Looker later resurfaces to help Batman, having become a model and no longer possessing an immunity to sunlight. She now lives alone in a mansion in Gotham City filled with framed photos of herself taken during her previous modeling days.

Lia reappears later where it is revealed she has been publicly moonlighting in her modeling career while secretly killing members of a powerful vampire clan. The clan retaliates by hiring a vampire hunter to assassinate her. The assassin is unsuccessful as Lia was able to destroy him before leaving for Markovia to help Geo-Force fight off an invasion.

===The New 52===
In September 2011, The New 52 rebooted DC's continuity. In this new timeline, Looker is introduced once again as an agent of Batman Incorporated alongside Halo and Metamorpho. After being caught in an explosion and presumed dead, the three use their status to do undercover jobs for Batman.

==Powers and abilities==
Looker possesses the full spectrum of psionic abilities: telepathy, telekinesis, psychometry, enhanced metabolism, mind-control, psionic energy blasts, levitation, the creation of force shields, remote vision, and enhanced healing. Due to her vampiric nature, Looker can turn into vapor, but only at night. She also has the vampiric ability to mentally command vermin such as bugs. Her psionic powers suppress the vampire weakness to sunlight; however, she still requires blood as other vampires do. Changes in The New 52 continuity have left her as susceptible to sunlight as other vampires.

In her earlier appearances, Looker is also a lucid dreamer.

Her original costume was manufactured from Abyssian fabric that is partially invisible.

==Other versions==
An alternate universe version of Looker appears in National Comics: Looker.
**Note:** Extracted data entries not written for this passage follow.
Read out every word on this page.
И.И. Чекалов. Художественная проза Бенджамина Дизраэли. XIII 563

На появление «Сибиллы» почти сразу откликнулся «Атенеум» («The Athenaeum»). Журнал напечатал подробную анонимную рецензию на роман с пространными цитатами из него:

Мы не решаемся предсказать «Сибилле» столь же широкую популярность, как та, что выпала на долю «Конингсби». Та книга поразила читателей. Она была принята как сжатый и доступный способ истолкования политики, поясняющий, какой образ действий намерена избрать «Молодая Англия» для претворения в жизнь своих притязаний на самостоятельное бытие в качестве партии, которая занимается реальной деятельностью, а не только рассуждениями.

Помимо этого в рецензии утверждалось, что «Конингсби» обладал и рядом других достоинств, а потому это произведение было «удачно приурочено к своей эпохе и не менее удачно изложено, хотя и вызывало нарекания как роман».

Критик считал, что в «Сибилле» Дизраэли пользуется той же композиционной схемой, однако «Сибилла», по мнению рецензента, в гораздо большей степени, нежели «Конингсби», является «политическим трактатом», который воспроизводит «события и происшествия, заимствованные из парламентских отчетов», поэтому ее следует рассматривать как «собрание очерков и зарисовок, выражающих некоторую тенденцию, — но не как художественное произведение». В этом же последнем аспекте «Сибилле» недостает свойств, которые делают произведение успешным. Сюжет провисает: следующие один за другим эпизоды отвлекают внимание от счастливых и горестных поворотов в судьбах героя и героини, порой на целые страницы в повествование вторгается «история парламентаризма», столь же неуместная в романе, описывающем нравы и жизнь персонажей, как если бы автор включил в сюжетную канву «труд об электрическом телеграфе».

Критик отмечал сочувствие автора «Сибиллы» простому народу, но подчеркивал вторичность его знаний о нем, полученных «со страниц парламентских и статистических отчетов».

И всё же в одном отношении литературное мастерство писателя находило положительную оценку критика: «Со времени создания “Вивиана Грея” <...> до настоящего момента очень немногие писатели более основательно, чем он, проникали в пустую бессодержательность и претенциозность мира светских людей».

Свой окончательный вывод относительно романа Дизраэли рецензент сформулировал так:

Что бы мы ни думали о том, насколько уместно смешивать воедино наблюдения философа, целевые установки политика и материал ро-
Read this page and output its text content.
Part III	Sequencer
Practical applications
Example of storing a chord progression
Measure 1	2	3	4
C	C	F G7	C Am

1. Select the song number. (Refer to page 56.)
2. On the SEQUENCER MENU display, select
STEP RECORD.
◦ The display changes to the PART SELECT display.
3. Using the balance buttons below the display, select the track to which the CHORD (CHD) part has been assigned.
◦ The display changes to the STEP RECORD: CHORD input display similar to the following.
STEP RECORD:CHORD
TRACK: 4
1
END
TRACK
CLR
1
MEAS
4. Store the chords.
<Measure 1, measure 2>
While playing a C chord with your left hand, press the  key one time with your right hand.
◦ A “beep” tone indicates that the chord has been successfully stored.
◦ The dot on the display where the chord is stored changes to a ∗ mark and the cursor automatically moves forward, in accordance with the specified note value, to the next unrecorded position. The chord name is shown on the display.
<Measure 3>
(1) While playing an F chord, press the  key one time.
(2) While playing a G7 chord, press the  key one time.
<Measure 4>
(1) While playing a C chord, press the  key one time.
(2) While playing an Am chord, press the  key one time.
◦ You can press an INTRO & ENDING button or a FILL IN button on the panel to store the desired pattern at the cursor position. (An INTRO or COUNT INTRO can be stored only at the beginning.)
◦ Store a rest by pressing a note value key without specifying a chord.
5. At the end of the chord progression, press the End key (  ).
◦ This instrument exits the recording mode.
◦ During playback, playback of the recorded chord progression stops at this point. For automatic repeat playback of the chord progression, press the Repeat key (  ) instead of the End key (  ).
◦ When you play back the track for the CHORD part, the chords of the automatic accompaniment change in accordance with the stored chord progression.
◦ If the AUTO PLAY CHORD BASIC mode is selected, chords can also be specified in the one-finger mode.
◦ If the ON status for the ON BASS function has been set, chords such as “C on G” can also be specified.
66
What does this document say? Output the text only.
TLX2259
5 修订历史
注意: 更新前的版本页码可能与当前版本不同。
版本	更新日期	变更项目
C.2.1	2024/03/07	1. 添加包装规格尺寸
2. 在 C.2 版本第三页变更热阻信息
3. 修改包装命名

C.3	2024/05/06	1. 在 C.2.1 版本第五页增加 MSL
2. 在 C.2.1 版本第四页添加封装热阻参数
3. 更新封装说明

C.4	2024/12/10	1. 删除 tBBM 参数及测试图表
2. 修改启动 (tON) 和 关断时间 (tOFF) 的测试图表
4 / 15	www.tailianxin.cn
This version is a supermodel who became a vampire after a one-night stand.

==In other media==
===Television===
- A villainous incarnation of Looker appears in Black Lightning, portrayed by Sofia Vassilieva. This version is a white supremacist who can control people via a silver metallic substance. Settling in the rural area of South Freeland 30 years ago, she uses her ability to control the white population of South Freeland, or "Sange", while reducing the black population, or "Perdi", to a form of slavery. After discovering what she has done, Black Lightning and Thunder defeat her and transfer her to A.S.A. custody. In the fourth season, Looker escapes from the A.S.A. during the Markovians' invasion of Freeland and allies with Tobias Whale. However, Painkiller finds and defeats Looker before transferring her to the FBI's custody in exchange for confessing to her involvement with Whale.
- Lia Briggs appears in Young Justice, voiced by Grey Griffin. This version is a Scottish teenager who was captured by the League of Shadows before being rescued by and joining the Outsiders.

===Film===

Model Citizen as depicted in Justice League: Crisis on Two Earths

An alternate reality incarnation of Looker named Model Citizen appears in Justice League: Crisis on Two Earths, voiced by Kari Wuhrer. She is a member of the Crime Syndicate who serves under Owlman.

=== Video games ===
Looker appears as a character summon in Scribblenauts Unmasked: A DC Comics Adventure.